Infinitely many polygons, no four have a common point The following question was asked last year at KoMal (May 2015):

Do there exist infinitely many (not necessarily convex) 2015-gons in the plane such that every three of them have a common interior point, but no four have a common point?  

I don't have any idea in how to tackle this problem.
I believe the answer is 'no' and it's related to Helly's theorem.
Any help is welcome, thanks. 
 A: Suppose there are $n$ $2015$-gons. Divide each $2015$-gon into $2013$ triangles.
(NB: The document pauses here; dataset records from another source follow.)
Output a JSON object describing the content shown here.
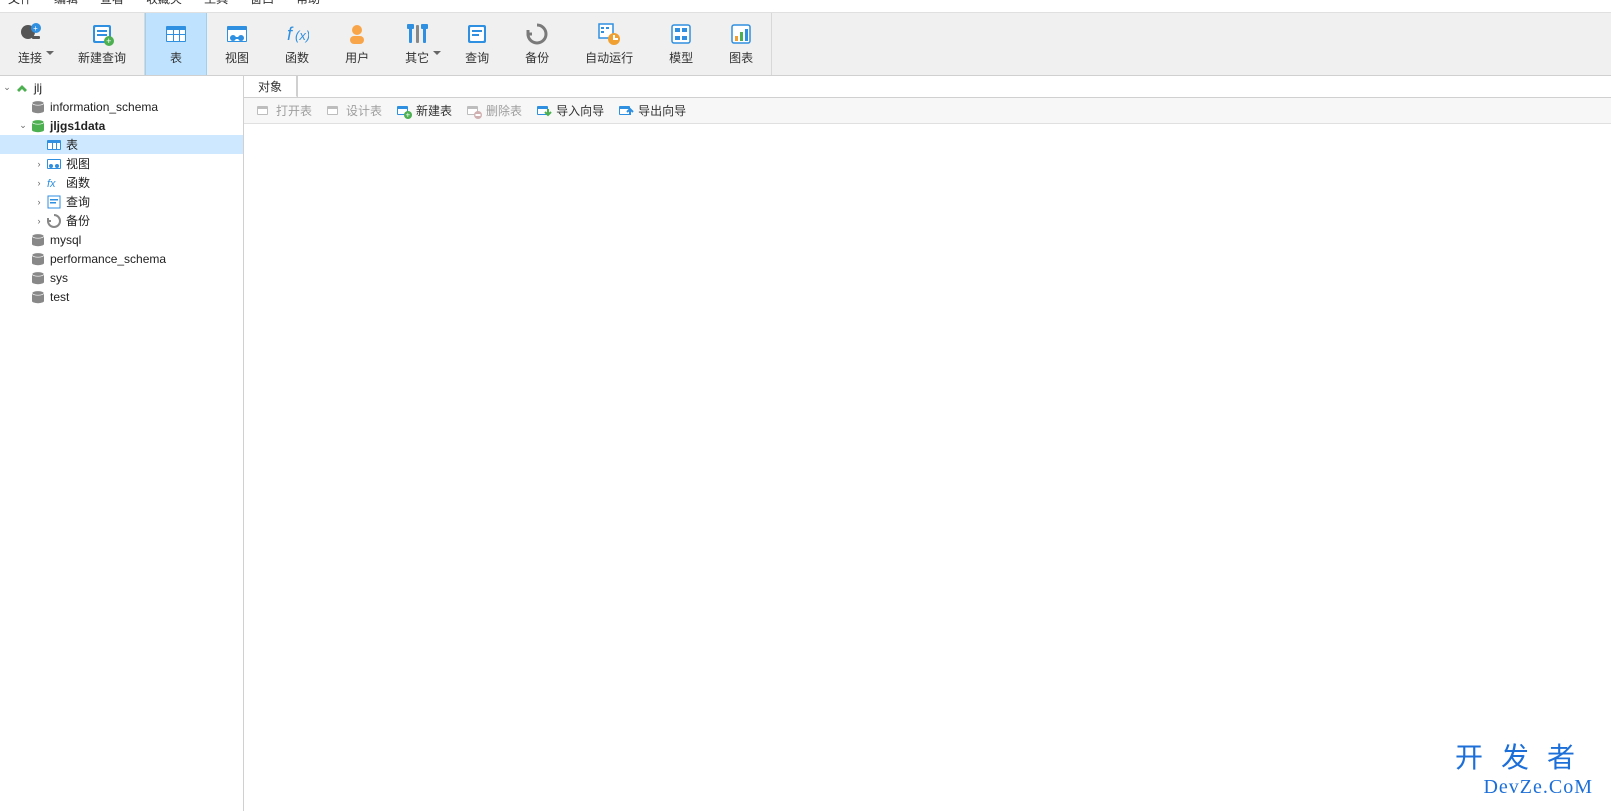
{
  "menu": {
    "items": [
      "文件",
      "编辑",
      "查看",
      "收藏夹",
      "工具",
      "窗口",
      "帮助"
    ]
  },
  "toolbar": {
    "groups": [
      {
        "items": [
          {
            "name": "connect",
            "label": "连接",
            "accent": "#2f8fe0",
            "shape": "plug",
            "drop": true
          },
          {
            "name": "new-query",
            "label": "新建查询",
            "accent": "#2f8fe0",
            "shape": "query"
          }
        ]
      },
      {
        "items": [
          {
            "name": "table",
            "label": "表",
            "accent": "#2f8fe0",
            "shape": "table",
            "active": true
          },
          {
            "name": "view",
            "label": "视图",
            "accent": "#2f8fe0",
            "shape": "view"
          },
          {
            "name": "function",
            "label": "函数",
            "accent": "#2f8fe0",
            "shape": "fx"
          },
          {
            "name": "user",
            "label": "用户",
            "accent": "#f8a54a",
            "shape": "user"
          },
          {
            "name": "other",
            "label": "其它",
            "accent": "#2f8fe0",
            "shape": "tools",
            "drop": true
          },
          {
            "name": "query",
            "label": "查询",
            "accent": "#2f8fe0",
            "shape": "query2"
          },
          {
            "name": "backup",
            "label": "备份",
            "accent": "#7a7a7a",
            "shape": "backup"
          },
          {
            "name": "autorun",
            "label": "自动运行",
            "accent": "#2f8fe0",
            "shape": "schedule"
          },
          {
            "name": "model",
            "label": "模型",
            "accent": "#2f8fe0",
            "shape": "model"
          },
          {
            "name": "chart",
            "label": "图表",
            "accent": "#2f8fe0",
            "shape": "chart"
          }
        ]
      }
    ]
  },
  "sidebar": {
    "nodes": [
      {
        "depth": 0,
        "expander": "open",
        "icon": "conn-green",
        "label": "jlj",
        "bold": false
      },
      {
        "depth": 1,
        "expander": "none",
        "icon": "db-gray",
        "label": "information_schema"
      },
      {
        "depth": 1,
        "expander": "open",
        "icon": "db-green",
        "label": "jljgs1data",
        "bold": true
      },
      {
        "depth": 2,
        "expander": "none",
        "icon": "table-blue",
        "label": "表",
        "selected": true
      },
      {
        "depth": 2,
        "expander": "closed",
        "icon": "view-blue",
        "label": "视图"
      },
      {
        "depth": 2,
        "expander": "closed",
        "icon": "fx-blue",
        "label": "函数"
      },
      {
        "depth": 2,
        "expander": "closed",
        "icon": "query-blue",
        "label": "查询"
      },
      {
        "depth": 2,
        "expander": "closed",
        "icon": "backup-gray",
        "label": "备份"
      },
      {
        "depth": 1,
        "expander": "none",
        "icon": "db-gray",
        "label": "mysql"
      },
      {
        "depth": 1,
        "expander": "none",
        "icon": "db-gray",
        "label": "performance_schema"
      },
      {
        "depth": 1,
        "expander": "none",
        "icon": "db-gray",
        "label": "sys"
      },
      {
        "depth": 1,
        "expander": "none",
        "icon": "db-gray",
        "label": "test"
      }
    ]
  },
  "content": {
    "tabs": [
      {
        "label": "对象",
        "active": true
      }
    ],
    "subtoolbar": [
      {
        "name": "open-table",
        "label": "打开表",
        "icon": "table-open",
        "disabled": true
      },
      {
        "name": "design-table",
        "label": "设计表",
        "icon": "table-design",
        "disabled": true
      },
      {
        "name": "new-table",
        "label": "新建表",
        "icon": "table-new",
        "disabled": false
      },
      {
        "name": "delete-table",
        "label": "删除表",
        "icon": "table-delete",
        "disabled": true
      },
      {
        "name": "import-wizard",
        "label": "导入向导",
        "icon": "import",
        "disabled": false
      },
      {
        "name": "export-wizard",
        "label": "导出向导",
        "icon": "export",
        "disabled": false
      }
    ]
  },
  "watermark": {
    "line1": "开发者",
    "line2": "DevZe.CoM"
  }
}
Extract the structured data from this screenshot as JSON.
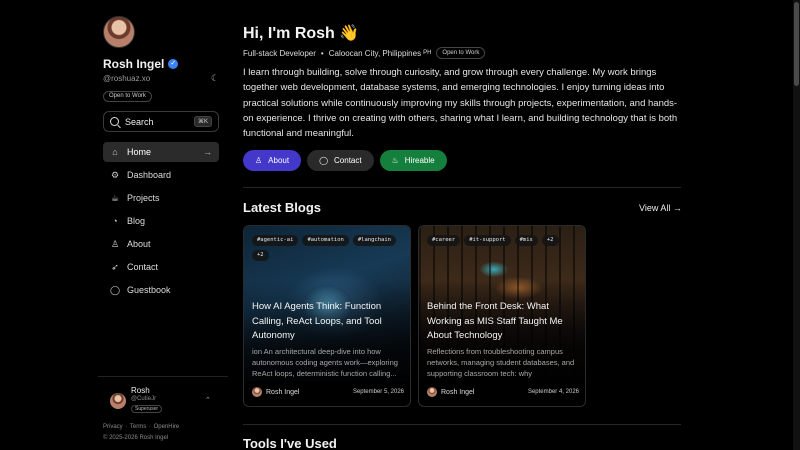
{
  "sidebar": {
    "name": "Rosh Ingel",
    "handle": "@roshuaz.xo",
    "badge": "Open to Work",
    "search": {
      "label": "Search",
      "shortcut": "⌘K"
    },
    "nav": [
      {
        "label": "Home",
        "icon": "home-icon",
        "active": true
      },
      {
        "label": "Dashboard",
        "icon": "dashboard-icon"
      },
      {
        "label": "Projects",
        "icon": "projects-icon"
      },
      {
        "label": "Blog",
        "icon": "blog-icon"
      },
      {
        "label": "About",
        "icon": "user-icon"
      },
      {
        "label": "Contact",
        "icon": "rocket-icon"
      },
      {
        "label": "Guestbook",
        "icon": "chat-icon"
      }
    ],
    "profile": {
      "name": "Rosh",
      "handle": "@CutieJr",
      "role": "Superuser"
    },
    "footer": {
      "privacy": "Privacy",
      "terms": "Terms",
      "openhire": "OpenHire",
      "copyright": "© 2025-2026 Rosh Ingel"
    }
  },
  "main": {
    "greeting": "Hi, I'm Rosh 👋",
    "role": "Full-stack Developer",
    "location": "Caloocan City, Philippines",
    "country_code": "PH",
    "status_badge": "Open to Work",
    "bio": "I learn through building, solve through curiosity, and grow through every challenge. My work brings together web development, database systems, and emerging technologies. I enjoy turning ideas into practical solutions while continuously improving my skills through projects, experimentation, and hands-on experience. I thrive on creating with others, sharing what I learn, and building technology that is both functional and meaningful.",
    "buttons": {
      "about": "About",
      "contact": "Contact",
      "hireable": "Hireable"
    },
    "blogs_title": "Latest Blogs",
    "view_all": "View All →",
    "blogs": [
      {
        "tags": [
          "#agentic-ai",
          "#automation",
          "#langchain",
          "+2"
        ],
        "title": "How AI Agents Think: Function Calling, ReAct Loops, and Tool Autonomy",
        "desc": "ion An architectural deep-dive into how autonomous coding agents work—exploring ReAct loops, deterministic function calling...",
        "author": "Rosh Ingel",
        "date": "September 5, 2026"
      },
      {
        "tags": [
          "#career",
          "#it-support",
          "#mis",
          "+2"
        ],
        "title": "Behind the Front Desk: What Working as MIS Staff Taught Me About Technology",
        "desc": "Reflections from troubleshooting campus networks, managing student databases, and supporting classroom tech: why",
        "author": "Rosh Ingel",
        "date": "September 4, 2026"
      }
    ],
    "tools_title": "Tools I've Used"
  },
  "colors": {
    "about_button": "#4338ca",
    "hireable_button": "#15803d",
    "verified": "#3b82f6"
  }
}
Then since any three $2015$-gons share a common point, then there exist three triangles which share a common point, yielding at least $\binom{n}{3}$ triples of triangles sharing a common point.
Now, by Fractional Helly's Theorem, we are done since we can choose $n$ to be large enough such that $4$ of these triangles must share a common point.
A: I've managed to figure out that, if it is possible, you must use arbitrarily large polygons. Here's the argument:
Suppose you don't have arbitrarily large polygons. That means that the maximal diameter (longest chord within a single polygon) is bounded above by some constant $C$. Take any two polygons. They must intersect, for any three polygons to have a common point, which means that they are no more than $2C$ apart. Pick some polygon to be the "center" one. All other polygons are within $2C$ of it, so all polygons are contained in a circle of radius no more than $3C$ centered at that polygon.
Now split the set of polygons into groups of threes. The area covered by each group is finite and positive, since you must have some intersection area by the definition for any three groups. You also know that there is no intersection between the area intersected by any two groups, since then you would have a common point between four polygons. There are infinitely many groups, and each contributes a finite and distinct amount of area, so the total area covered is infinite. But the area of our circle is $9C^2\pi$, which is finite. Therefore our polygons couldn't possibly be bounded in size, and therefore must be allowed to be arbitrarily large.
Now to prove that it's not possible: Take any pair of polygons. Every other polygon must intersect with both in some finite area, and that area must be distinct from the area provided by any other polygon, as otherwise you would have four common points. Add up all of these intersection areas for each other polygon. The total area is infinite. But the intersection areas were all within those two polygons, and the total area they cover is finite, so you couldn't have gotten infinite intersection area. So by contradiction, the answer is "no", if the argument holds.
However, there is a problem with both of my arguments, I've realized. It's a common misconception/mistake related to infinity, see if you can spot it.
The problem:

 $\sum_{i = 1}^{\infty} 2^{-i} = 1$, an infinite number of finite terms, but the sum is finite.